July 10 (Reuters) - A rally in Australian financial and consumer stocks helped drive up its share market on Monday as positive sentiment spilled over from Wall Street on better than expected jobs data.
The benchmark Australian index snapped three sessions of losses to gain 0.7 percent, or 39.23 points, to 5,742.80 by 0213 GMT.
The index lost 0.3 percent last week, while shedding nearly 1 percent on Friday.
Wall Street stocks ended higher on Friday after U.S. Labour Department data showed the world’s biggest economy added 222,000 jobs last month, exceeding expectations of an addition of 179,000.

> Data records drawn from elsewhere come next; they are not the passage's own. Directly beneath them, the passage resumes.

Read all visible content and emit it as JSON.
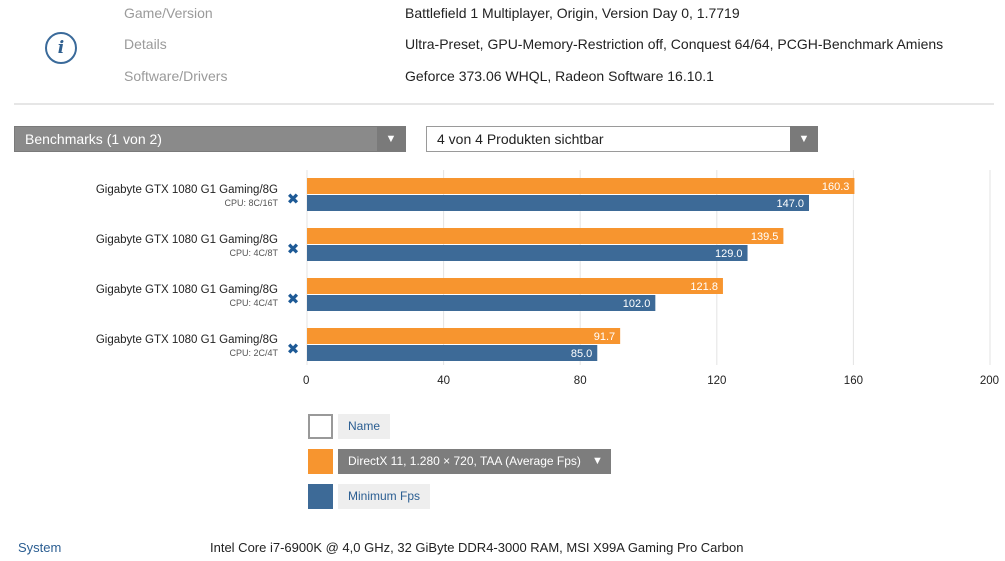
{
  "info": {
    "rows": [
      {
        "key": "Game/Version",
        "value": "Battlefield 1 Multiplayer, Origin, Version Day 0, 1.7719"
      },
      {
        "key": "Details",
        "value": "Ultra-Preset, GPU-Memory-Restriction off, Conquest 64/64, PCGH-Benchmark Amiens"
      },
      {
        "key": "Software/Drivers",
        "value": "Geforce 373.06 WHQL, Radeon Software 16.10.1"
      }
    ],
    "icon_glyph": "i"
  },
  "controls": {
    "benchmark_select": "Benchmarks (1 von 2)",
    "product_select": "4 von 4 Produkten sichtbar",
    "arrow": "▼"
  },
  "chart_data": {
    "type": "bar",
    "orientation": "horizontal",
    "title": "",
    "xlim": [
      0,
      200
    ],
    "xticks": [
      0,
      40,
      80,
      120,
      160,
      200
    ],
    "grid": true,
    "categories": [
      {
        "name": "Gigabyte GTX 1080 G1 Gaming/8G",
        "cpu": "CPU: 8C/16T"
      },
      {
        "name": "Gigabyte GTX 1080 G1 Gaming/8G",
        "cpu": "CPU: 4C/8T"
      },
      {
        "name": "Gigabyte GTX 1080 G1 Gaming/8G",
        "cpu": "CPU: 4C/4T"
      },
      {
        "name": "Gigabyte GTX 1080 G1 Gaming/8G",
        "cpu": "CPU: 2C/4T"
      }
    ],
    "series": [
      {
        "name": "DirectX 11, 1.280 × 720, TAA (Average Fps)",
        "color": "#f7952f",
        "values": [
          160.3,
          139.5,
          121.8,
          91.7
        ],
        "labels": [
          "160.3",
          "139.5",
          "121.8",
          "91.7"
        ]
      },
      {
        "name": "Minimum Fps",
        "color": "#3d6a97",
        "values": [
          147.0,
          129.0,
          102.0,
          85.0
        ],
        "labels": [
          "147.0",
          "129.0",
          "102.0",
          "85.0"
        ]
      }
    ],
    "remove_glyph": "✖"
  },
  "legend": {
    "name_label": "Name",
    "avg_label": "DirectX 11, 1.280 × 720, TAA (Average Fps)",
    "min_label": "Minimum Fps",
    "arrow": "▼"
  },
  "system": {
    "key": "System",
    "value": "Intel Core i7-6900K @ 4,0 GHz, 32 GiByte DDR4-3000 RAM, MSI X99A Gaming Pro Carbon"
  }
}
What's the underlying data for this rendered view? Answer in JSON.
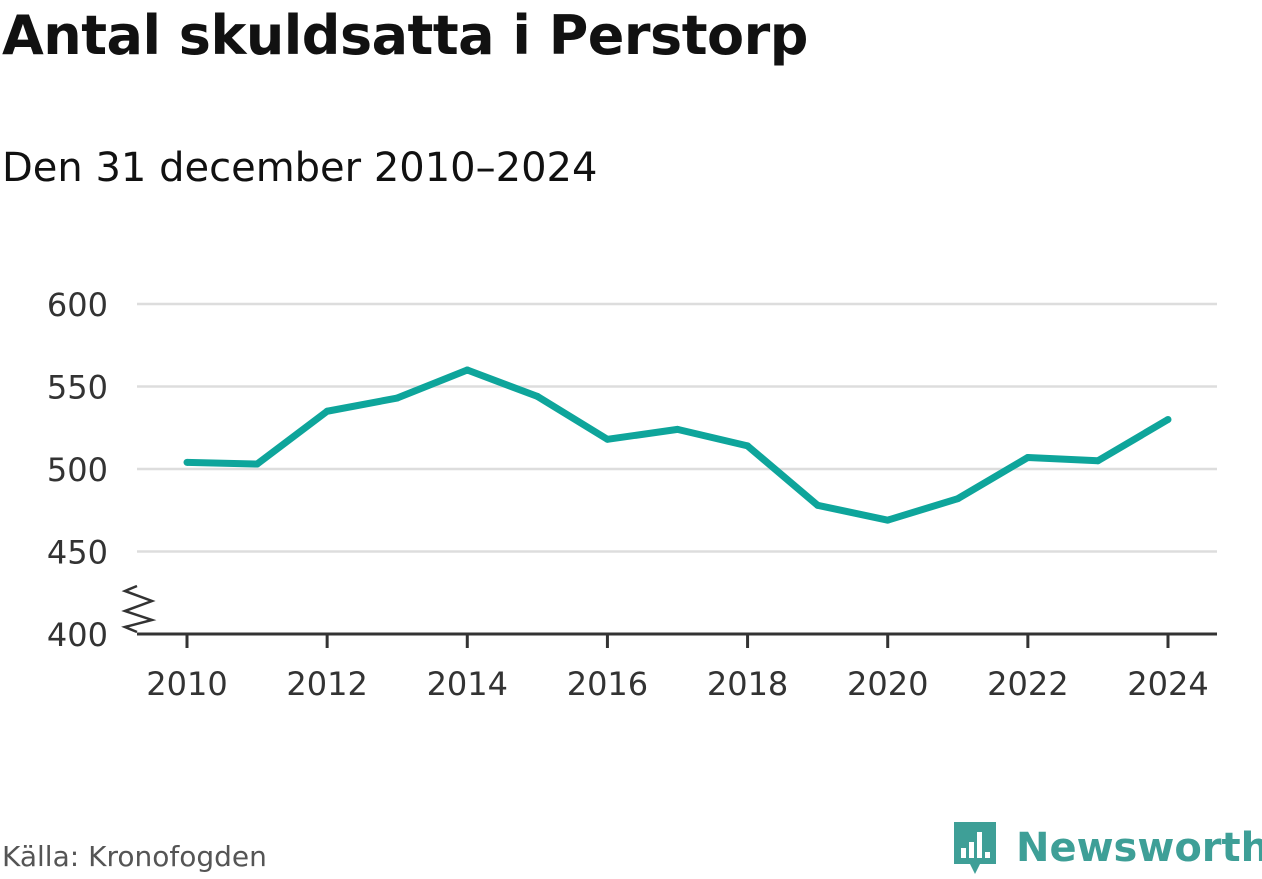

While the robust jobs data puts the Federal Reserve on course to raise interest rates once more this year, subdued wage growth may give the central bank room to pause if needed.
“Markets are reacting positively to the data. Australian shares are tracking Wall Street which posted gains on Friday after strong employment data boosted confidence in the U.S. economy,” said senior analyst Adam Tout at CPS Capital in Perth.
Financial stocks, tracking profits in U.S. peers, were the biggest gainers on the benchmark.
The ‘Big Four’ Australian banks were the top performers by weight, rising between 0.6 percent and 1 percent.
The consumer cyclicals and durables sectors also contributed handily to the overall gains, with retailing giants Woolworths and Wesfarmers rising 1.2 percent and 0.5 percent respectively.
The local tech sector too mirrored a rise in U.S. peers, with online property consultant REA Group up 0.7 percent.
At the other end, basic materials wound up as the only losing sector as base metals prices saw some weakness, while iron ore prices rose.
The most-traded iron ore on the Dalian Commodity Exchange gained on Friday after port data from Australia showed iron ore shipments to China from Australia’s Port Hedland terminal dropped to 36.6 million tonnes in June from 38 million tonnes the month before.
Port Hedland is used by three of Australia’s top four iron ore miners, BHP Billiton, Fortescue Metals Group and Gina Rinehart’s Hancock Prospecting.
Fortescue and BHP were down about 0.4 percent each, while Rio Tinto was flat.
New Zealand’s benchmark S&P/NZX 50 index rose marginally, adding 0.1 percent, or 9.71 points, at 7,631.84, as gains in financial and technology stocks offset losses in consumer shares.
Accounting software maker Xero Ltd was the biggest gainer on the benchmark by weight, up 2 percent.